Incidentally, while Tony suggests that Gibson didn't think he was making stuff up, I'm not sure that's right. Gibson knew he was embroidering (e.g. "I felt that I had a pretty wide berth for artistic interpretation, and to fill in some of the spaces with logic, with imagination, with various other readings" [Interview here].) And chief among those other readings was Anne Catherine Emmerich, which absolutely dominates the film's screenplay.

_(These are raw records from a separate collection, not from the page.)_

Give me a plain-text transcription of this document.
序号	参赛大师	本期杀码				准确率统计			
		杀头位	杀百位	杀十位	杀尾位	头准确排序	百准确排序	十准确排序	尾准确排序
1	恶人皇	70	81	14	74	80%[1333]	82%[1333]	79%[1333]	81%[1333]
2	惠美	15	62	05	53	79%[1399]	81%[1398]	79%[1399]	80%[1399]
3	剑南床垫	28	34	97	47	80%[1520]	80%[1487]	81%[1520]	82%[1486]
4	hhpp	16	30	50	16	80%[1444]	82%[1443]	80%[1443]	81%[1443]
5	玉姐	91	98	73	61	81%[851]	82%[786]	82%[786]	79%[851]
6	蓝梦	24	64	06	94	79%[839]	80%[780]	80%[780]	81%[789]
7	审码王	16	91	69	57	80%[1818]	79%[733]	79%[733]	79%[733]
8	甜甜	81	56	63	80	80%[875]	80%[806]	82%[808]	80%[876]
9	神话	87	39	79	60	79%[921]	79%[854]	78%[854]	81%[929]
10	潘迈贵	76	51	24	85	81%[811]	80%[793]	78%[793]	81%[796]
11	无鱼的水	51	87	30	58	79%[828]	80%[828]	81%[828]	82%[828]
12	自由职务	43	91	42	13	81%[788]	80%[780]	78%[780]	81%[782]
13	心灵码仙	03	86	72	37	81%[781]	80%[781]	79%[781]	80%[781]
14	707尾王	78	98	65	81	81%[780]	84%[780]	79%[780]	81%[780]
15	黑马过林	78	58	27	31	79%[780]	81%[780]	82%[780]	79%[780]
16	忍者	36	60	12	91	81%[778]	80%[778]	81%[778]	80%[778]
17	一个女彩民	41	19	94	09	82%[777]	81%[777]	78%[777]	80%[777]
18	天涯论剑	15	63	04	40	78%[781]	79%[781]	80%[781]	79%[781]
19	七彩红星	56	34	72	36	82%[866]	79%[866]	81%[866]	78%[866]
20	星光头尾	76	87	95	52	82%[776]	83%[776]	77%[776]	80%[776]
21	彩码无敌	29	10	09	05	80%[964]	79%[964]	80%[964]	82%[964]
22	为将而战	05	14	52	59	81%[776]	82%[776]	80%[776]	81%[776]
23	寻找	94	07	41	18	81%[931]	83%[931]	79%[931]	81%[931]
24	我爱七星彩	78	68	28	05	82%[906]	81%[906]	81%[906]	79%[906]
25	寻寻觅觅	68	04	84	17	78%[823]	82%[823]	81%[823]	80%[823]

(4) A flair for the dramatic?

Tony also draws attention to a place in the documentary where I discuss the crown of thorns:
One final point: Goodacre shows a flair for the dramatic when he says “they pressed [the crown of thorns] into his head so that you see blood trickling down his face.” Where do we “see” this? Certainly not in the New Testament Gospels, which only mention the soldiers placing, not pressing, the crown upon Jesus’ head.
I am tempted to be flattered by the idea that I have some dramatic flair! Unfortunately, the context of the comment shows it to be far more mundane. The documentary uses the Turin Shroud as a point of departure for discussing Jesus' Passion, and in the comment Tony quotes I am describing Jesus' passion according to the shroud, where blood trickles down Jesus' face from the presumed crown of thorns. I am, of course, a massive Shroud Sceptic (I know, I'm a horrible sceptic about all these things), but that does not mean that one cannot attempt to understand what it is that the artifact in question is attempting to depict.